Par conséquent, la Tunisie est tiraillée entre les requins du monde, ceux qui décident par des moyens financiers ou par le pouvoir géopolitique. Jusque là, le bilan n'est pas mauvais, la révolution n'est pas confisquée même si elle n'est plus entièrement entre les mains des tunisiens et des tunisiennes.
Mais ce qu'il faut retenir et c'est ce qui me parait le plus précieux, le plus important et le plus rassurant, c'est que ce peuple n'a plus peur et si demain, je ne sais par quel concours de circonstances, il se trouvait lésé ou humilié, il n'hésitera pas à remettre sa tenue "made in dégage".
Ma relation avec la Tunisie, mon pays, peut se résumer de la sorte : dès ma première année à l'école, j'avais un rejet d'une pédagogie autoritaire et fachiste, et j'ai du passer tout mon temps à trouver une solution pour partir en France ou ailleurs, et pendant tout ce temps là je lui tournais le dos.

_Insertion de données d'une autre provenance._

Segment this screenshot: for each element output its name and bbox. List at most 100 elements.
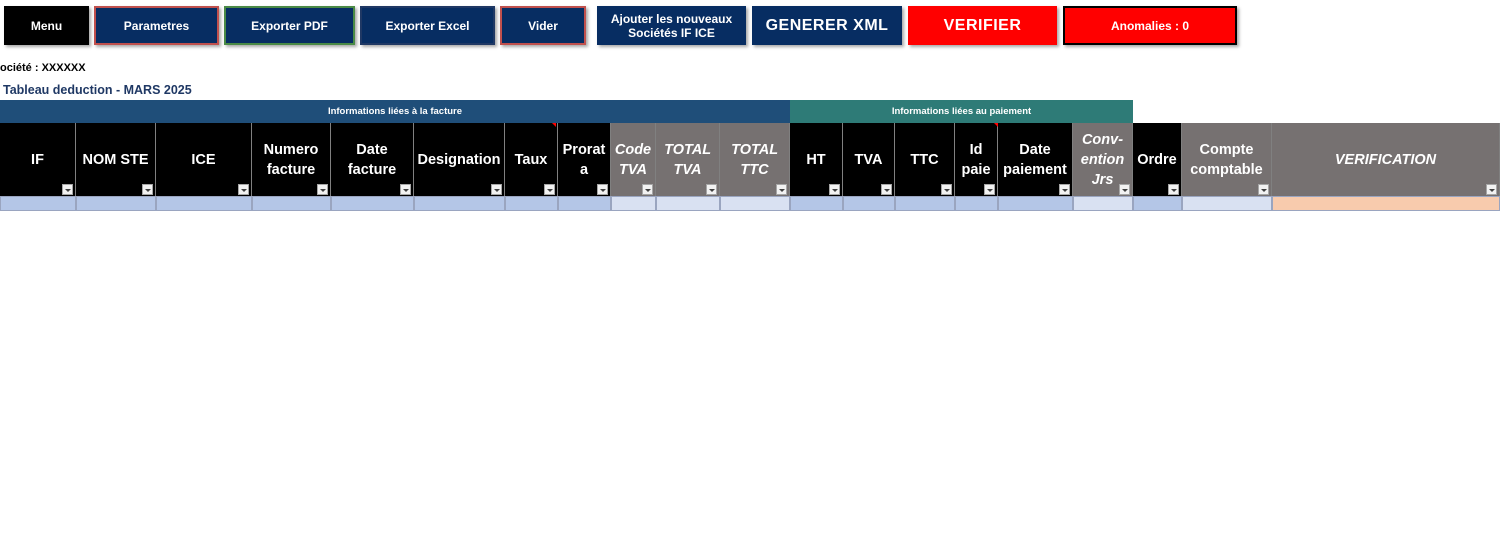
table-cell-tva[interactable] bbox=[843, 196, 895, 211]
column-header-verification: VERIFICATION bbox=[1272, 123, 1500, 196]
column-header-date-paiement-label: Date paiement bbox=[1003, 141, 1067, 178]
table-title: Tableau deduction - MARS 2025 bbox=[3, 83, 192, 97]
column-header-ice-label: ICE bbox=[191, 151, 216, 168]
column-header-taux: Taux bbox=[505, 123, 558, 196]
parametres-button-label: Parametres bbox=[123, 18, 190, 33]
filter-dropdown-icon[interactable] bbox=[941, 184, 952, 195]
vider-button-label: Vider bbox=[528, 18, 558, 33]
column-header-compte-comptable-label: Compte comptable bbox=[1190, 141, 1263, 178]
table-cell-numero-facture[interactable] bbox=[252, 196, 331, 211]
table-cell-taux[interactable] bbox=[505, 196, 558, 211]
filter-dropdown-icon[interactable] bbox=[317, 184, 328, 195]
column-header-total-tva-label: TOTAL TVA bbox=[664, 141, 712, 178]
column-header-code-tva-label: Code TVA bbox=[614, 141, 652, 178]
parametres-button[interactable]: Parametres bbox=[94, 6, 219, 45]
filter-dropdown-icon[interactable] bbox=[1059, 184, 1070, 195]
column-header-if-label: IF bbox=[31, 151, 44, 168]
group-header-paiement-label: Informations liées au paiement bbox=[891, 106, 1032, 117]
column-header-compte-comptable: Compte comptable bbox=[1182, 123, 1272, 196]
filter-dropdown-icon[interactable] bbox=[142, 184, 153, 195]
filter-dropdown-icon[interactable] bbox=[238, 184, 249, 195]
vider-button[interactable]: Vider bbox=[500, 6, 586, 45]
ajouter-societes-label-line2: Sociétés IF ICE bbox=[628, 25, 715, 40]
group-header-facture-label: Informations liées à la facture bbox=[327, 106, 463, 117]
column-header-ttc-label: TTC bbox=[910, 151, 939, 168]
column-header-prorata: Prorat a bbox=[558, 123, 611, 196]
filter-dropdown-icon[interactable] bbox=[62, 184, 73, 195]
ajouter-societes-button[interactable]: Ajouter les nouveaux Sociétés IF ICE bbox=[597, 6, 746, 45]
filter-dropdown-icon[interactable] bbox=[881, 184, 892, 195]
column-header-total-tva: TOTAL TVA bbox=[656, 123, 720, 196]
column-header-nom-ste: NOM STE bbox=[76, 123, 156, 196]
column-header-prorata-label: Prorat a bbox=[562, 141, 606, 178]
filter-dropdown-icon[interactable] bbox=[1168, 184, 1179, 195]
table-cell-total-ttc[interactable] bbox=[720, 196, 790, 211]
filter-dropdown-icon[interactable] bbox=[1119, 184, 1130, 195]
table-cell-if[interactable] bbox=[0, 196, 76, 211]
column-header-nom-ste-label: NOM STE bbox=[82, 151, 149, 168]
filter-dropdown-icon[interactable] bbox=[1258, 184, 1269, 195]
filter-dropdown-icon[interactable] bbox=[642, 184, 653, 195]
group-header-facture: Informations liées à la facture bbox=[0, 100, 790, 123]
column-header-ht-label: HT bbox=[806, 151, 826, 168]
table-cell-code-tva[interactable] bbox=[611, 196, 656, 211]
column-header-numero-facture-label: Numero facture bbox=[263, 141, 319, 178]
column-header-designation-label: Designation bbox=[417, 151, 501, 168]
filter-dropdown-icon[interactable] bbox=[491, 184, 502, 195]
table-cell-ttc[interactable] bbox=[895, 196, 955, 211]
table-cell-ht[interactable] bbox=[790, 196, 843, 211]
column-header-taux-label: Taux bbox=[514, 151, 548, 168]
table-cell-nom-ste[interactable] bbox=[76, 196, 156, 211]
ajouter-societes-label-line1: Ajouter les nouveaux bbox=[610, 11, 733, 26]
generer-xml-button[interactable]: GENERER XML bbox=[752, 6, 902, 45]
column-header-date-facture: Date facture bbox=[331, 123, 414, 196]
column-header-ordre-label: Ordre bbox=[1137, 151, 1177, 168]
table-cell-id-paie[interactable] bbox=[955, 196, 998, 211]
filter-dropdown-icon[interactable] bbox=[829, 184, 840, 195]
column-header-ordre: Ordre bbox=[1133, 123, 1182, 196]
table-cell-compte-comptable[interactable] bbox=[1182, 196, 1272, 211]
table-cell-designation[interactable] bbox=[414, 196, 505, 211]
column-header-id-paie: Id paie bbox=[955, 123, 998, 196]
filter-dropdown-icon[interactable] bbox=[1486, 184, 1497, 195]
comment-marker-icon[interactable] bbox=[552, 123, 556, 127]
filter-dropdown-icon[interactable] bbox=[597, 184, 608, 195]
group-header-paiement: Informations liées au paiement bbox=[790, 100, 1133, 123]
exporter-excel-button[interactable]: Exporter Excel bbox=[360, 6, 495, 45]
column-header-total-ttc-label: TOTAL TTC bbox=[731, 141, 779, 178]
column-header-id-paie-label: Id paie bbox=[961, 141, 991, 178]
filter-dropdown-icon[interactable] bbox=[776, 184, 787, 195]
societe-label: ociété : XXXXXX bbox=[0, 62, 86, 74]
column-header-code-tva: Code TVA bbox=[611, 123, 656, 196]
table-cell-date-paiement[interactable] bbox=[998, 196, 1073, 211]
column-header-tva-label: TVA bbox=[854, 151, 883, 168]
filter-dropdown-icon[interactable] bbox=[400, 184, 411, 195]
exporter-pdf-button-label: Exporter PDF bbox=[251, 18, 328, 33]
anomalies-counter: Anomalies : 0 bbox=[1063, 6, 1237, 45]
filter-dropdown-icon[interactable] bbox=[706, 184, 717, 195]
column-header-numero-facture: Numero facture bbox=[252, 123, 331, 196]
table-cell-date-facture[interactable] bbox=[331, 196, 414, 211]
column-header-tva: TVA bbox=[843, 123, 895, 196]
menu-button-label: Menu bbox=[30, 18, 63, 33]
column-header-total-ttc: TOTAL TTC bbox=[720, 123, 790, 196]
column-header-if: IF bbox=[0, 123, 76, 196]
column-header-convention-jrs: Conv-ention Jrs bbox=[1073, 123, 1133, 196]
column-header-date-paiement: Date paiement bbox=[998, 123, 1073, 196]
column-header-verification-label: VERIFICATION bbox=[1334, 151, 1437, 168]
table-cell-verification[interactable] bbox=[1272, 196, 1500, 211]
table-cell-prorata[interactable] bbox=[558, 196, 611, 211]
column-header-ice: ICE bbox=[156, 123, 252, 196]
filter-dropdown-icon[interactable] bbox=[984, 184, 995, 195]
menu-button[interactable]: Menu bbox=[4, 6, 89, 45]
exporter-pdf-button[interactable]: Exporter PDF bbox=[224, 6, 355, 45]
filter-dropdown-icon[interactable] bbox=[544, 184, 555, 195]
table-cell-total-tva[interactable] bbox=[656, 196, 720, 211]
verifier-button-label: VERIFIER bbox=[943, 16, 1022, 34]
table-cell-convention-jrs[interactable] bbox=[1073, 196, 1133, 211]
verifier-button[interactable]: VERIFIER bbox=[908, 6, 1057, 45]
table-cell-ordre[interactable] bbox=[1133, 196, 1182, 211]
column-header-designation: Designation bbox=[414, 123, 505, 196]
table-cell-ice[interactable] bbox=[156, 196, 252, 211]
comment-marker-icon[interactable] bbox=[994, 123, 998, 127]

A mon retour, rien n'avait changé ... jusqu'au 14 janvier, et je me suis retourné pour la regarder en face, dans les yeux. Je ne l'ai pas bien reconnue au début et j'étais séduit par la suite. La Tunisie avait un autre regard, d'autres yeux, enflés d'émotion mais pleins de lumière, qui en disent long sur le futur.
Amoureux, je l'étais presque ... Jaloux, certainement.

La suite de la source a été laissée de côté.